Al día siguiente, una televisión local y un periódico de la provincia sacaron la noticia. Solo esos dos medios. «El concejal de Seguridad de esta capital pone en riesgo la integridad del ministro de Infraestructuras durante una visita privada al Auditorio Nuevo». Estudié bien las fotos y las tomas de vídeo. En ningún momento se nos veía la cara a Jaramillo o a mí. En párrafos siguientes: «Durante una visita no oficial que el ministro de Infraestructuras realizó ayer al recién inaugurado Auditorio Nuevo, en la que ejercía de cicerone el concejal de Seguridad, amigo personal del ministro, ambos sufrieron los ataques verbales de un grupúsculo de extrema izquierda adscrito, según nuestras fuentes, a la Unión Anarcosindicalista Nacional. La UAN aprovechó que el ministro viajaba prácticamente de incógnito, acompañado únicamente por su escolta, para expresar de manera muy violenta su rotundo rechazo a lo que ellos llaman “despilfarro” del auditorio».

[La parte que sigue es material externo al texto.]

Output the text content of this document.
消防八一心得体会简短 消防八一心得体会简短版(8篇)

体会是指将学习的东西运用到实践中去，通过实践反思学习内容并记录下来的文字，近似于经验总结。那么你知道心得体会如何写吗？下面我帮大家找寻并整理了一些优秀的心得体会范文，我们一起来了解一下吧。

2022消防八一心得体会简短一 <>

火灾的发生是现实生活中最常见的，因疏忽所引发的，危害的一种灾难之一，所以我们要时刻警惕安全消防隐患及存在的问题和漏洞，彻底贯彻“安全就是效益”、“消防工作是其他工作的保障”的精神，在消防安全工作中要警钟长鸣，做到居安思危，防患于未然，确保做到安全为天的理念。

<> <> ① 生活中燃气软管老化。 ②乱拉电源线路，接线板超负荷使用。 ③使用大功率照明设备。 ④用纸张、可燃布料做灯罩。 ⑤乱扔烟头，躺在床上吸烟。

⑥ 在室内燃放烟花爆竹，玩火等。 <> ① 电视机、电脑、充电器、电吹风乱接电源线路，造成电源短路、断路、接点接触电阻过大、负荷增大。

Sentado en esta salita de espera no puedo más que reírme. Aunque aquí arriba la risa sea una mera entelequia. Recuerdo que en el Ministerio no hubo ninguna repercusión, al menos que se reflejara en los medios nacionales o que yo pudiera enterarme. Pero el revuelo en el Ayuntamiento fue mayúsculo. El concejal fue forzado a dimitir al día siguiente «por poner en peligro la vida del ministro».
Poco después, una llamada de Jaro: Víctor, amigo Víctor, todo bien, ¿verdad?, por mi parte todo bien, mira, que la pasta era por si alcanzabas algún palo, ¿ya te la gastaste toda?, ¿ya se te pasó el susto?; puedes invitar a tu novia a un sitio caro, que creo que no le gustó que te sacara de casa de aquella manera. Y antes de que pudiera responder que Miranda no era mi novia, antes de que pudiera replicar, añadió: Que mi jefe quiere conocerte, apunta la dirección.